A base muitas vezes incompreendida de Kofler de uma antropologia filosófica marxista se entende literalmente como a “ciência das pré-condições imutáveis da mutabilidade humana”. Ela se vê como uma forma de metateoria e ciência auxiliar que não tem desejo nem capacidade de ser um guia para a ação, mas sim “apenas” mostra por que houve e haverá uma história especificamente humana, e por que a mudança nos seres humanos e em suas relações sociais. condições é fundamentalmente possível, se não concretamente predeterminada em seu conteúdo.
Kofler nos fornece um critério para o que pode ser a auto-realização da humanidade e, portanto, também para o que a emancipação não pode e não deve ser.
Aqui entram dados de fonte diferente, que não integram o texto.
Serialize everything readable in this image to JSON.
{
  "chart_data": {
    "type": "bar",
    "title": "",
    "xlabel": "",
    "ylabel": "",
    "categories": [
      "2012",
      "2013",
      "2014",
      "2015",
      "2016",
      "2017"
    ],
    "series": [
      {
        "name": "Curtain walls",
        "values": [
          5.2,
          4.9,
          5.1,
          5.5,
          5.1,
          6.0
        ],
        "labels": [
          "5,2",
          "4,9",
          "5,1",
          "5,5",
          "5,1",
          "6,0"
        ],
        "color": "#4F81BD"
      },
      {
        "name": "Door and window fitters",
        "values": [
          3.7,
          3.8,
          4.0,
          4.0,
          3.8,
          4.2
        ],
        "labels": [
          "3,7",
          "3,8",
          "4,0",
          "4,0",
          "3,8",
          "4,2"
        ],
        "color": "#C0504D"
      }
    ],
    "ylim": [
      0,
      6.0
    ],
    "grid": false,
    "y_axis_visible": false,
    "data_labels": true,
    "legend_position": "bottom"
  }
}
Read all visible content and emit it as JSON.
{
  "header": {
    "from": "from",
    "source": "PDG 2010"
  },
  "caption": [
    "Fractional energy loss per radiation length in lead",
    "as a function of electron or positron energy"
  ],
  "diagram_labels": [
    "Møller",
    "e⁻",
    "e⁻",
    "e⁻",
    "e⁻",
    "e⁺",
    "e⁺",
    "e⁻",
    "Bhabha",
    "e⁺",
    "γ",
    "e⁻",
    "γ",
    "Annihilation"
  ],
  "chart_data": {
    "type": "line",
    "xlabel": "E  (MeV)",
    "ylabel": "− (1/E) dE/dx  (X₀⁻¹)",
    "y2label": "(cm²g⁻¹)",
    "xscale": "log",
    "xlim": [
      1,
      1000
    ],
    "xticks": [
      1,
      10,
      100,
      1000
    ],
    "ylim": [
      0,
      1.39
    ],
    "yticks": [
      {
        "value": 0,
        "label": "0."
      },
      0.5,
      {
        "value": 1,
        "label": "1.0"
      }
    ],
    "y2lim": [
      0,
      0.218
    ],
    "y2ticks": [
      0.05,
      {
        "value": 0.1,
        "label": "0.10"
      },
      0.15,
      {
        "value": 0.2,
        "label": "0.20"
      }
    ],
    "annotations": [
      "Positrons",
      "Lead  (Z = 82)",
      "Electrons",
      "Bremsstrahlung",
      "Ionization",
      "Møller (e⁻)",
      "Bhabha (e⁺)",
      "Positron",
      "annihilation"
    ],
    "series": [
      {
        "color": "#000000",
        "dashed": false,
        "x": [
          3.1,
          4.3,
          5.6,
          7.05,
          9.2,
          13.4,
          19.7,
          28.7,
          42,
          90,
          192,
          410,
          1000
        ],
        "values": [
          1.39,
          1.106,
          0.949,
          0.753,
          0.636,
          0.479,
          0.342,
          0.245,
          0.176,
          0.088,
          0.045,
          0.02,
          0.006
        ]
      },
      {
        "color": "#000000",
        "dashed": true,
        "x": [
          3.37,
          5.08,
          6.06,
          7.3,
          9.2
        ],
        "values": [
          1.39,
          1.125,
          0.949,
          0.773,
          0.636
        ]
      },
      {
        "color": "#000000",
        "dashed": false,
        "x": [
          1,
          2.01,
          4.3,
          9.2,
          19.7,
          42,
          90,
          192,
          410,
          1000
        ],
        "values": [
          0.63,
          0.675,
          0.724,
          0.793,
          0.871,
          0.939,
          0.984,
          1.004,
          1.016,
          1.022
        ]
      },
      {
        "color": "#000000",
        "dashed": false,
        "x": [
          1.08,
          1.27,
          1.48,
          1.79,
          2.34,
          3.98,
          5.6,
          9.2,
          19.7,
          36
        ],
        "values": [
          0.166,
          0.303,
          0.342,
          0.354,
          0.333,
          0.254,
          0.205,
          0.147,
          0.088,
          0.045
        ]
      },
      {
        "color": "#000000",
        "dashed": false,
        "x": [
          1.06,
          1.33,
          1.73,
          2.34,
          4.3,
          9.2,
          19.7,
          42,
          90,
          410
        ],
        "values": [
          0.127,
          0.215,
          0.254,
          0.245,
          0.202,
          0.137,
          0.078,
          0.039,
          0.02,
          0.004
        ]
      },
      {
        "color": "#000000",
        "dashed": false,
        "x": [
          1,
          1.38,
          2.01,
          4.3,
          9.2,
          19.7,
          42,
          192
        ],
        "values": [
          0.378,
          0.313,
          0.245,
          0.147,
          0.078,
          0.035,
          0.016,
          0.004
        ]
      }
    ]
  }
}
O significado prático que essa discussão dos conceitos antropológicos do homem tem talvez só esteja realmente claro hoje, à luz de um neoliberalismo enraizado em um darwinismo social estrutural e dos desafios contemporâneos das ciências biológicas e neurológicas que intervêm na natureza humana, juntamente com os cada vez mais óbvios relação disfuncional entre a humanidade e a natureza.
Sobre o autor
Christoph Jünke é um historiador alemão e biógrafo de Leo Kofler. Seu livro mais recente é Leo Kofler's Philosophy of Praxis: Western Marxism and Socialist Humanism (Brill, 2021).